This video discusses Vidofludimus Calcium, an investigational drug for Multiple Sclerosis (MS). It explores its potential dual mechanisms of action (anti-inflammatory and neuroprotective), reviews Phase 2 trial results for relapsing MS and Phase 2b (CALIPER) trial results for progressive MS, and discusses potential side effects.
In the Phase 2 trial for relapsing MS, the overall rate of reported events was similar to placebo. There were rare serious adverse events in the 30mg group, including squamous cell carcinoma of the cervix, a bone fracture, and kidney stone/nephritis. Three participants in the 45mg group stopped the drug: two due to elevated liver enzymes and one due to a rash. These liver abnormalities resolved spontaneously.
In the CALIPER trial for progressive MS, the overall rate of adverse events was similar to placebo. Serious adverse events were slightly higher (8.1% vs. 6.5%). Reported events included pyelonephritis (kidney infection), with one case in the treatment group and one in the placebo group. Two participants experienced vertigo, compared to none in the placebo group. No participants had significant liver injury reported. The presenter notes a lack of data on milder elevations of liver function tests. The presenter also speculates that side effects seen with Aubagio, another DHODH inhibitor, such as elevated liver function tests, loose stools, nausea, hair thinning, neuropathy, and infections, could potentially occur with Vidofludimus Calcium.
The speaker expresses a degree of skepticism, particularly regarding the proposed neuroprotective mechanism involving the NURR1 receptor. He notes that genome-wide association studies show no link between gene variants of NURR1 and MS, and that MS risk genes are primarily related to the immune system, suggesting the NURR1 aspect might be a "red herring." While he acknowledges the potential value of reducing disability progression in progressive MS, even by 20-30% with low side effects, he is not convinced of the NURR1 receptor's role. He also expresses doubt about the inclusion of the 15mg dose in the Phase 3 trials, given the 10mg dose's poor performance in Phase 2.
The video mentions several potential side effects associated with Vidofludimus Calcium. In the Phase 2 trial, serious adverse events in the 30mg group included squamous cell carcinoma of the cervix, a bone fracture, and kidney stone/nephritis. In the 45mg group, three participants stopped the drug due to elevated liver enzymes (two people) or rash (one person). These liver issues resolved on their own. The CALIPER trial for progressive MS showed slightly more serious adverse events in the treatment group compared to placebo. Specific side effects mentioned include pyelonephritis (kidney infection), vertigo, and potential liver function test elevations, although the extent of milder elevations is not detailed. The speaker also suggests that side effects common to Aubagio, another DHODH inhibitor, might occur, such as elevated liver function tests, loose stools, nausea, hair thinning, neuropathy, and infections.
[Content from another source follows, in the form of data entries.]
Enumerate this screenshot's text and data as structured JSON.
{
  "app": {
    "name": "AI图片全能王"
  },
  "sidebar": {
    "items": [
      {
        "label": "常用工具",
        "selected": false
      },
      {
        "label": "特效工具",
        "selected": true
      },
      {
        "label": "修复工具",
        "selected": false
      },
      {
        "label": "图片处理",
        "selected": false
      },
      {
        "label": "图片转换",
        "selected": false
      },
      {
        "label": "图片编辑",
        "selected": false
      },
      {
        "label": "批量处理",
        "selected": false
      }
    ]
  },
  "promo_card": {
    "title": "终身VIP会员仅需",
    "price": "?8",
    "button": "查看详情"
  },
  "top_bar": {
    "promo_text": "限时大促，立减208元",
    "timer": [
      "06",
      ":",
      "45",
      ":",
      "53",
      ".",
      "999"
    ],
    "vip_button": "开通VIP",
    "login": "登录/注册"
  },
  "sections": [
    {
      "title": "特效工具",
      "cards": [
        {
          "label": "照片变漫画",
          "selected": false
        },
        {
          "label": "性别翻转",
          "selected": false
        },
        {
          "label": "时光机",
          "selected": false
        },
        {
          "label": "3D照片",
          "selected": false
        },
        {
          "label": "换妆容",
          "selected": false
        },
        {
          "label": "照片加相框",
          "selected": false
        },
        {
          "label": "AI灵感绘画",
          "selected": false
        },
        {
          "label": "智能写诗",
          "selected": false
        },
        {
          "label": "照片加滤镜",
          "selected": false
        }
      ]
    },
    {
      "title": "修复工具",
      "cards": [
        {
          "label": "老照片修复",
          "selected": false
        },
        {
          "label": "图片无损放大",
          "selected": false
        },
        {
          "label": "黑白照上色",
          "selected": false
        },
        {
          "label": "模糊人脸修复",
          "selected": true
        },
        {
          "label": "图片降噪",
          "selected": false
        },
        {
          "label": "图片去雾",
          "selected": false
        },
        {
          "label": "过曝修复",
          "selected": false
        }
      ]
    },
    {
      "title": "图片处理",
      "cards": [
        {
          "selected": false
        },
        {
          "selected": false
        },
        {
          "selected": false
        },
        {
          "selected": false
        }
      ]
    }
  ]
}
Vidofludimus Calcium has been associated with several potential side effects across the trials discussed.
In the Phase 2 trial for relapsing MS, serious adverse events were noted in the 30mg group, including squamous cell carcinoma of the cervix, a bone fracture, and kidney stone/nephritis. In the 45mg group of this trial, three participants discontinued the medication: two due to elevated liver enzymes and one due to a rash. The liver abnormalities resolved spontaneously after stopping the drug.
For the CALIPER trial investigating progressive MS, the overall rate of adverse events was similar to placebo. However, serious adverse events were slightly higher in the Vidofludimus Calcium group (8.1%) compared to placebo (6.5%). Specific side effects mentioned include pyelonephritis (kidney infection), though this was also reported in the placebo group, and vertigo, which occurred in the treatment group but not the placebo group. While milder elevations in liver function tests were not detailed, the speaker suggested that side effects commonly seen with Aubagio, another drug targeting the DHODH enzyme, might also occur with Vidofludimus Calcium. These include elevated liver function tests, loose stools, nausea, hair thinning, neuropathy, and infections. No deaths were reported in the Phase 2 study.